My mother-in-law is a classy New Yorker, but I still worried a little when she treated my family to the off-Broadway opening of John Patrick Shanley's Doubt, a play about an unyielding nun who questions the relationship between a progressive parish priest and the school's first black student. Is a play about a possibly pedophile priest appropriate for a family with a young teen?
Did I feel ridiculous after the curtain closed on a gripping drama set in the Bronx that asks moral questions (what is right?), relives American history (the unrest of the 1960s), and makes people think (Father Flynn: guilty or not?). The play, starring Tennessee's own Cherry Jones as Sister Aloysius, moved to Broadway's Walter Kerr Theatre within months, earning two Obie Awards, four Tonys, and a Pulitzer Prize for Drama in 2005.
Doubt makes its regional debut on September 28th at Playhouse on the Square. The play stars local actors Ann Marie Hall as Sister Aloysius and Michael Gravois as Father Flynn, the affable priest trying to soften the strictures of Catholicism in 1964 with an accessible clerical style. Or is he more dangerous?
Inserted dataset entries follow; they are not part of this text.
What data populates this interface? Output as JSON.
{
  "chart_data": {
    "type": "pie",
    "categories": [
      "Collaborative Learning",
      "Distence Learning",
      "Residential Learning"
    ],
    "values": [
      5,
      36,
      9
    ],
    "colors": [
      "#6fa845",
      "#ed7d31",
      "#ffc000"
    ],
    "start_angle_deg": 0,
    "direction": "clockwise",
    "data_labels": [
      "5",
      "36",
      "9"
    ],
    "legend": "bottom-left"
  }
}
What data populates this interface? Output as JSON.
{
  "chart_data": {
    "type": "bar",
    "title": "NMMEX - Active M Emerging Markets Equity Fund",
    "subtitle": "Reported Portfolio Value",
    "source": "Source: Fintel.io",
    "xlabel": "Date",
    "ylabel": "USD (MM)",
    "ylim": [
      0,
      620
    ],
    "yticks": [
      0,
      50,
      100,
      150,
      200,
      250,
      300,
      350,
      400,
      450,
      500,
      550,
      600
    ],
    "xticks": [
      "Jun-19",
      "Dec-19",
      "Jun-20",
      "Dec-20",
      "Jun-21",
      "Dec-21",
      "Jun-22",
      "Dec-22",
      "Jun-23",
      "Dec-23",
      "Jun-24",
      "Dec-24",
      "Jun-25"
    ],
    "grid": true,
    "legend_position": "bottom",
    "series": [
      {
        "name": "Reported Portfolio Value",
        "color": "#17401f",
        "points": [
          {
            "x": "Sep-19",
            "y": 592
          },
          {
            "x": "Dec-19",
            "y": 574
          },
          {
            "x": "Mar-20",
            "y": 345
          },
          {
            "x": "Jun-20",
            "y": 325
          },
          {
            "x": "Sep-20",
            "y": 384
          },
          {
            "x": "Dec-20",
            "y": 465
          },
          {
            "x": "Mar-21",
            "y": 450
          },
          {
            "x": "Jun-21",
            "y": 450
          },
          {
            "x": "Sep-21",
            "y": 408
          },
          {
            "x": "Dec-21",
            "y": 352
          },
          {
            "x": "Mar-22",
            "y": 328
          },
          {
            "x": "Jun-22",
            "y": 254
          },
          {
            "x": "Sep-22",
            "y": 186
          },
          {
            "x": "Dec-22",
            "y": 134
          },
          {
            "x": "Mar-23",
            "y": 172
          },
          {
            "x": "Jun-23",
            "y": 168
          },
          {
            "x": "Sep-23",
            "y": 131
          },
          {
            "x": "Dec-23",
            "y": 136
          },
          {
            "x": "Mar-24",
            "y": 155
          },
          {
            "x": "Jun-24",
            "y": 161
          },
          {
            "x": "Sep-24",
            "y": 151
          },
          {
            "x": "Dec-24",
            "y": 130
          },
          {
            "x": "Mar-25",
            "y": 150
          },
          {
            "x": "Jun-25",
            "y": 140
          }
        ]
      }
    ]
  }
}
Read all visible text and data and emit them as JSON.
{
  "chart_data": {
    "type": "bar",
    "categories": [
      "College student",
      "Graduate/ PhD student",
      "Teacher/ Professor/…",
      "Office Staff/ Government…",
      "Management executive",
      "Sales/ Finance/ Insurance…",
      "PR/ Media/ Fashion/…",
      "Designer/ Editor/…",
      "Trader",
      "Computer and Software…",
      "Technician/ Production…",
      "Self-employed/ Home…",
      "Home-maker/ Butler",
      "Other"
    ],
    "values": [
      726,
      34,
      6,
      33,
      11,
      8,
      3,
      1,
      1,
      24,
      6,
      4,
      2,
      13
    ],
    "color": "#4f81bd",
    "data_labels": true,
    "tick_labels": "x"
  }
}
There are no clear-cut answers in Shanley's play, rather a finely layered framework for considering faith, relationships, and human behavior.
"Audiences always leave Doubt with divided opinions about Father Flynn," Hall says, crediting the playwright's language and complex characters for the play's thoughtful ambiguity.
"At first, it's easy to discard Sister Aloysius as rigid, but she's not that way at all," Hall says. "She's a woman caught in a situation who is working very hard to make the right decision, and this gives her character many different dimensions."